Of course, the more basic consideration is human depravity. Man is a sinner, at war by nature with God and with his neighbor. He is, by nature, thoroughly self-centered and self-seeking. He wants to do as he pleases. He wants to be entertained, coddled, and taken care of. He wants both at the same time. He will eventually (if not sooner) submit to any nanny state that promises him such freedom and care. What he won’t submit to is the law of God revealed in Scripture.

The Law, the World, and the Church

It’s easy to complain about Conly’s vision for law and government control. It’s harder to come up with an alternative and a convincing rationale for that alternative. Her secular critics, no matter how much they may love liberty and the rights of the individual, are lacking an absolute and absolutely convincing standard that the world will buy into. They are lacking the law of God and the Gospel of Grace that can bring men to love that law.

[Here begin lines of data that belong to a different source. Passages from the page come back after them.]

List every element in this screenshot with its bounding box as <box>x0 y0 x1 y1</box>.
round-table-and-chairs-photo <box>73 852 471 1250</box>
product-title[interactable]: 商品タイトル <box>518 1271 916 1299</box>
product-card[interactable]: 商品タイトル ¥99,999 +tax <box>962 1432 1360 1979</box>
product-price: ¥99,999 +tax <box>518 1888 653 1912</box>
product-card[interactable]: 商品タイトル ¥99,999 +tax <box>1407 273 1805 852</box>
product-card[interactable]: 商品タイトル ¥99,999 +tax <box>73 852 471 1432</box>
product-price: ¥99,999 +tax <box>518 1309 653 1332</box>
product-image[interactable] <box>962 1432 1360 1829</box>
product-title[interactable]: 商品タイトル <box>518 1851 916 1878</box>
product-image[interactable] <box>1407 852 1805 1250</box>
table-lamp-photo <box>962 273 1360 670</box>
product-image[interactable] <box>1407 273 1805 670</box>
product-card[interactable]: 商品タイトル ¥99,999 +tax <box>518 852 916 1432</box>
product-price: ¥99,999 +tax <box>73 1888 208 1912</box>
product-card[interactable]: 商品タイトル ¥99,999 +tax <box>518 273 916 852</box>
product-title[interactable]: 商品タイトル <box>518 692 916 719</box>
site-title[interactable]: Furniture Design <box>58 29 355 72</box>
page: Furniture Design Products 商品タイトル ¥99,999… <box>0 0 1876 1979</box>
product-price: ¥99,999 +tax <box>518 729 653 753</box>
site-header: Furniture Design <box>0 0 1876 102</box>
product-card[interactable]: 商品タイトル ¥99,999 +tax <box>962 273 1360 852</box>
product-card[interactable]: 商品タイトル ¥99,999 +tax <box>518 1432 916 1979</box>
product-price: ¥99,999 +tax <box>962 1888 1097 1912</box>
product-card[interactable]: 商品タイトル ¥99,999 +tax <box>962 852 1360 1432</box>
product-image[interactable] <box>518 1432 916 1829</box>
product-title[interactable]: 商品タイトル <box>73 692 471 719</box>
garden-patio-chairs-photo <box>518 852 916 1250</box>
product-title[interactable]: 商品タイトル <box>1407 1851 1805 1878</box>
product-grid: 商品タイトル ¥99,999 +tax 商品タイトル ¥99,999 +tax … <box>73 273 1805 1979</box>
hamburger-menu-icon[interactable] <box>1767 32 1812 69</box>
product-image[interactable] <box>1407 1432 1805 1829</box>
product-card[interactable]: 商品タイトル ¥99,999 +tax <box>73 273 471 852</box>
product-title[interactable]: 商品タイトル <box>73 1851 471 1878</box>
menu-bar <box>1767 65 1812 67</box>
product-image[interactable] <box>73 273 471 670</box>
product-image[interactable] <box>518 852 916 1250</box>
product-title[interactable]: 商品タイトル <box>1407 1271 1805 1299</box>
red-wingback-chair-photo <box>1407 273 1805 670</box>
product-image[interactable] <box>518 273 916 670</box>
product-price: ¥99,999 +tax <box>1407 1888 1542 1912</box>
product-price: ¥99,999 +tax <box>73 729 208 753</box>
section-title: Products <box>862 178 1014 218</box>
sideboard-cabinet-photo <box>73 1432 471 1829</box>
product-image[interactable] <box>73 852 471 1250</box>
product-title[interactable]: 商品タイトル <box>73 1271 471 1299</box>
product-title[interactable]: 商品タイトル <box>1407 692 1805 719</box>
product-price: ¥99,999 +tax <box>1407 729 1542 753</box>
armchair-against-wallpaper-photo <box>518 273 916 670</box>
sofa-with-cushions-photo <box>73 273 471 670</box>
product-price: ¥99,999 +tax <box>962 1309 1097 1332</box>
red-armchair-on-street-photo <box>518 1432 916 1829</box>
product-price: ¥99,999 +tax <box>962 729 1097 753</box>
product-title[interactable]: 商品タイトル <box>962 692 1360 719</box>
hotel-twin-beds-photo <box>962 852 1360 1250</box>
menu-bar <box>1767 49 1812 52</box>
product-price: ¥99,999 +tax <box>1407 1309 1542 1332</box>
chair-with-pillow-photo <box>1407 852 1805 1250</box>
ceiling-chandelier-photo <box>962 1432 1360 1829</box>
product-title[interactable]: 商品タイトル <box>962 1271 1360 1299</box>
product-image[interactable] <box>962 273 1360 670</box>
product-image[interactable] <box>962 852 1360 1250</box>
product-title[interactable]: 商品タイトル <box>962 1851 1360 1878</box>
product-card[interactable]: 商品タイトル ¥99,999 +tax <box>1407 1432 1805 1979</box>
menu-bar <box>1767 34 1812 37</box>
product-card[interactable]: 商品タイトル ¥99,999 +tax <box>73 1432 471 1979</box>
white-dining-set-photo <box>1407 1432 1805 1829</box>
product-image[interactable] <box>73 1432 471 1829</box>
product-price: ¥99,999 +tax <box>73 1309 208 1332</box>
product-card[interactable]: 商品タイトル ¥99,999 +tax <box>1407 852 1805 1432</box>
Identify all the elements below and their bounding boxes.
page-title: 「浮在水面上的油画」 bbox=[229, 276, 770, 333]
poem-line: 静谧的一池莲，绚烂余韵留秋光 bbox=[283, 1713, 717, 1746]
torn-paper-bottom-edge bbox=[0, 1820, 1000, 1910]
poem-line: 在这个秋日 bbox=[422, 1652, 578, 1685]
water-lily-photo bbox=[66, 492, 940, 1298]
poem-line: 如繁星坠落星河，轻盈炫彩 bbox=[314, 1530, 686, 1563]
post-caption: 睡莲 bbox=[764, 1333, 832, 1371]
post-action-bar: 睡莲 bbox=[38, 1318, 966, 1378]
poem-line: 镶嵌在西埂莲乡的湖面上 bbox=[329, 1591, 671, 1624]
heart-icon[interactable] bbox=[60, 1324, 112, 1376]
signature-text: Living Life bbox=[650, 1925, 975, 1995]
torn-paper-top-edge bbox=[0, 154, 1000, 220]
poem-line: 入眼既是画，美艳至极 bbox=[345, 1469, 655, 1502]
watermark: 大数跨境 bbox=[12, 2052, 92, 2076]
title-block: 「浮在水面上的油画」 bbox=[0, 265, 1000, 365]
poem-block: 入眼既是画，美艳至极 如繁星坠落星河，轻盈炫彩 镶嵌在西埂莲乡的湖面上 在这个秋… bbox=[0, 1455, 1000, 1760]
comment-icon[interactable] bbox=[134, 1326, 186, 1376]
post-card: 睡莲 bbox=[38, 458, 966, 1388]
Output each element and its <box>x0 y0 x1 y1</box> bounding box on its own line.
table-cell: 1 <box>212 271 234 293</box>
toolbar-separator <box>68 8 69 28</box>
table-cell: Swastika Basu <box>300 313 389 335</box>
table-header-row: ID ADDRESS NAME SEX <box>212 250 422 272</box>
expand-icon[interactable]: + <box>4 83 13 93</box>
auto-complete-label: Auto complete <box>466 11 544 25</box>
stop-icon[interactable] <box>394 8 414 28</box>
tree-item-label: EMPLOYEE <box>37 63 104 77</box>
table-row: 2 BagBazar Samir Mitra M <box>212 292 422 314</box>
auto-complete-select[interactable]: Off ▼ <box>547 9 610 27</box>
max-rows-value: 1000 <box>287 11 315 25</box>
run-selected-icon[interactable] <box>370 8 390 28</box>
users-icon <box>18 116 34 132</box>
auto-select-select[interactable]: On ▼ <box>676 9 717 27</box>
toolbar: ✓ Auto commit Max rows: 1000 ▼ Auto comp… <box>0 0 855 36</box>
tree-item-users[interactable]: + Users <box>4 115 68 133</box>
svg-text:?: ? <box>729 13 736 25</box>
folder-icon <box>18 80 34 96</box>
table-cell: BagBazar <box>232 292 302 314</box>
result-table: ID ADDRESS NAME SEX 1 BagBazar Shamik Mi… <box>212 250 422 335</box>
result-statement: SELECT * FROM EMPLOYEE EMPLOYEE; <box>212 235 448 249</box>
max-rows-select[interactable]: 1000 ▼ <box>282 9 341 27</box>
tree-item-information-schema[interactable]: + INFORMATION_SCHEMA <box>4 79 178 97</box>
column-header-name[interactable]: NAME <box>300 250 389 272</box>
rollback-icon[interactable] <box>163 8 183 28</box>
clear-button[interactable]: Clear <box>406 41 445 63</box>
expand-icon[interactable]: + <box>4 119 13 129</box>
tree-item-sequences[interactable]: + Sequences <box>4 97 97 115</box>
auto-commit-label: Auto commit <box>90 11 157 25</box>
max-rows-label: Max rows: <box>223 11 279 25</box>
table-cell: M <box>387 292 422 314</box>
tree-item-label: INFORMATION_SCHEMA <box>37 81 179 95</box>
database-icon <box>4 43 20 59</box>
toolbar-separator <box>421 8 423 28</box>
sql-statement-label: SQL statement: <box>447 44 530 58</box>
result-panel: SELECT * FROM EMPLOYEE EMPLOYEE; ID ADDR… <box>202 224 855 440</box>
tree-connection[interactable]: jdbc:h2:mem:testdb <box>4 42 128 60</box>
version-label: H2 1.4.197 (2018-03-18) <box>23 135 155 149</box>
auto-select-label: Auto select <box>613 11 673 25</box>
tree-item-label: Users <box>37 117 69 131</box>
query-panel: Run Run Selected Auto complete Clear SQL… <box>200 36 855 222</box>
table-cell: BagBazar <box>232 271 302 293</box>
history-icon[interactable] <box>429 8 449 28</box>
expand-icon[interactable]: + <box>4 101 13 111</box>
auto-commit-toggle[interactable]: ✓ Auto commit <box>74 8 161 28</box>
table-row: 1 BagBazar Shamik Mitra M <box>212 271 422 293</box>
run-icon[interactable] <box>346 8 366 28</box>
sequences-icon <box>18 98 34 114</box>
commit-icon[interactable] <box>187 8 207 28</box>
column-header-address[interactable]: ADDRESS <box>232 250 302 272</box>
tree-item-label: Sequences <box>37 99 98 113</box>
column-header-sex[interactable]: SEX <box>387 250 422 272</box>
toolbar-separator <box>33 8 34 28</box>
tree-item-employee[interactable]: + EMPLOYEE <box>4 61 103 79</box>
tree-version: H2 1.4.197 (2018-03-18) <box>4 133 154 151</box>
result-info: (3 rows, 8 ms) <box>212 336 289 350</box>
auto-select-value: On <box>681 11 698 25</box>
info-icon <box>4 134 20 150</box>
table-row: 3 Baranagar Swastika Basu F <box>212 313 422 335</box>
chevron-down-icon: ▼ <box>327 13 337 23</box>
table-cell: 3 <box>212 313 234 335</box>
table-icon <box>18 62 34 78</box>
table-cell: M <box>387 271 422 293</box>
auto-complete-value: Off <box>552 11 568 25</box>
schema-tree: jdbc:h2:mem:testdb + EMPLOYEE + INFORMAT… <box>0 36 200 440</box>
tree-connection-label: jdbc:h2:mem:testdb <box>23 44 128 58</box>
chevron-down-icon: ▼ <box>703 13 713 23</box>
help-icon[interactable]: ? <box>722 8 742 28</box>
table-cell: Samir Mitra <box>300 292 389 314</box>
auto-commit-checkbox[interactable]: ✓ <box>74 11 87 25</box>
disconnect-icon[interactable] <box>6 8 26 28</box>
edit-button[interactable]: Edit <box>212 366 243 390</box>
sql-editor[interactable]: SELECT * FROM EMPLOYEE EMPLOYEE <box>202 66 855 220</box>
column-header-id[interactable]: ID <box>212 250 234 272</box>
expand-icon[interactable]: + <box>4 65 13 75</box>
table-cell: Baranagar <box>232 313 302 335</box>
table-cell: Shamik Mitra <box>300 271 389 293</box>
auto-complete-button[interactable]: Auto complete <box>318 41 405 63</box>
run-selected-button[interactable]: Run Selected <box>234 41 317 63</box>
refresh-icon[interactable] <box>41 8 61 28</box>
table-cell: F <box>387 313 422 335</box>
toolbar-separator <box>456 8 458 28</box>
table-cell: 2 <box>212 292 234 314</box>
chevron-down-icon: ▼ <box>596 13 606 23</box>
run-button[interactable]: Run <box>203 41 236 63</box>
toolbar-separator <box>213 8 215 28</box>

The evangelical world is in much the same camp. Evangelicals have been taught for more than a century that God’s law has nothing to say to the Church or the world in this dispensation of Grace. Sadly, the Arminian emphasis on the sovereignty of the human will has helped to convince the average Christian that it would be unloving and immoral to enact laws explicitly reflecting biblical morality—even if the majority favor those laws. “In the face of this myth of consent, any effort to restore biblical authority is regarded as a monstrous act of oppression” (Rushdoony, 951).

Conclusion

A society founded upon a purely secular compact created by autonomous individuals is unworkable and, sooner than later, will become explicitly hostile to the crown rights of Jesus Christ. For Scripture says that civil government is a God-imposed, Scripture-governed, divinely enforced reality. It is severely limited in its goals and functions, and answerable to those rulers (including an electorate) who will take their stand on the objective law of God. Ultimately, it is answerable to God, who does raise up and put down rulers. But as long as Americans prefer personal license and government cheese, we’ll never see limited civil government or anything even remotely like it. Our future apart from God and his law… tyranny.